朝曦亭的設計十分獨特,飛簷上翹翹的角能讓雨水落下如瀑,亭頂用了五彩琉璃,在晨曦的照耀下閃爍著動人的光芒,碧色的亭,朱色的柱,中間擺了一張圓桌子,上頭全是各式各樣的蒸點。
每當太子妃歸寧的時候太子本著對妻子的寵愛,總是會讓東宮的廚子也跟著到容府,東宮的廚子可不輸禦膳房的那些廚子,那都是太子特意給愛妻找來的。
容姝一見那一桌子精致的飲食,隻道:“真好,姐姐回來咱們都有口福啦!”
“小饞貓,以後要是想吃就遞牌子進宮啊!”容妘頭上簡單的挽了髻,穿了一身淺粉色的常服,看著十分年輕,一點都不像是四個孩子的母親。

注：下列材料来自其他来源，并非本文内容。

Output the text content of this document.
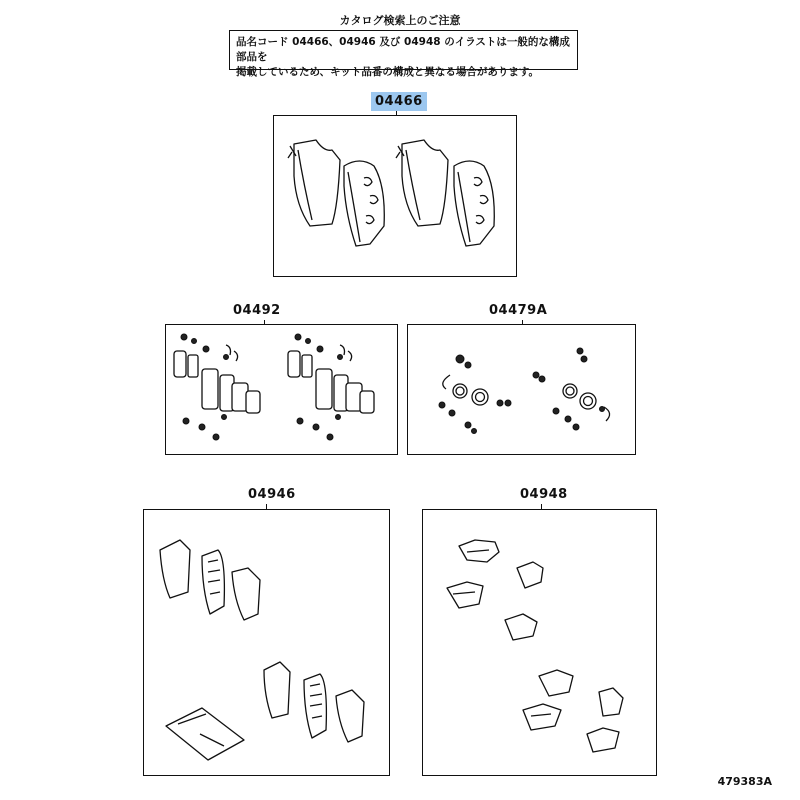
カタログ検索上のご注意
品名コード 04466、04946 及び 04948 のイラストは一般的な構成部品を
掲載しているため、キット品番の構成と異なる場合があります。
04466
04492	04479A
04946	04948
479383A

“當然的了,不會跟姐姐客氣的。”容姝笑著坐下,在看向隔壁的霍霄時,她不自在的轉開了頭。
霍霄的手悄悄的從桌麵底下伸過來,與她交扣著。
容姝橫了他一眼,可是不敢發出聲音,就怕被容妘看出他們大白天的就在桌子底下糾纏不清。
容妘是過來人了,臉上有著一絲絲的促狹,察覺到了容妘的目光,容姝不依了。
“阿姐!”她嬌嗔了一聲,甩開了霍霄的手,跺了跺腳,抱胸別開臉。
容妘笑得更歡了,和霍霄交流了一個意味深長的眼神。
“孺子可教也。”容妘調笑了一句。
“好說,大姐教得好。”
“我就等你們好消息了。”容妘撫掌笑著。
“我還在呢!我沒有同意!”容姝抗議著,不過她的抗議在容妘眼底不值得一提。
“吃個籠包。”容妘知道怎麽堵住容姝的嘴,開始在她碗裏添她愛吃的。
三個人早膳用到一半,外頭已經來通報,“太子殿下來迎太子妃回宮。”
前腳才有人來通報,沒多久雲澤後腳就踏進了院子裏。
“太子殿下安。”容姝和霍霄忙起身問安,容妘絲毫沒打算理會雲澤,想來為了容霽遭受設計的事情,兩夫妻多少起了齟齬。
“坐下吧,都是自己人不必這麽拘禮。”太子已經開始涉政,在吏部還有差事要辦,可是這老婆跑了,還是得哄。
容姝略微可惜的看了滿桌佳肴一眼,順了一個蓮花糕以後便起身道:“臣女用好了,臣女告退。”
“臣還要辦差,臣也告退。”霍霄也是有眼色的,兩人快速離去,把空間留給了一對小夫妻。
離開了歲安居,容姝便要去給父母請安,霍霄暫居於容府,也理應向主人問候一句,便同容姝一道去了。
一見四下無人,霍霄便拉起了容姝的手,粗礪的手指在她的手心摩挲了一番,容姝的臉上一紅,沒有甩開他,隻是小聲嘟囔著,“可要小心,別給人看見了。”
“放心,我自有分寸!”霍霄嘴巴上這麽說著,可是他一點也沒打算把容姝的手放開了,就在昨夜,他終於把自己的情感宣之於口,這令他心情大好,雖然沒有得到容姝肯定的答覆,可光是把心底的話說出來,就足夠令他愉悅。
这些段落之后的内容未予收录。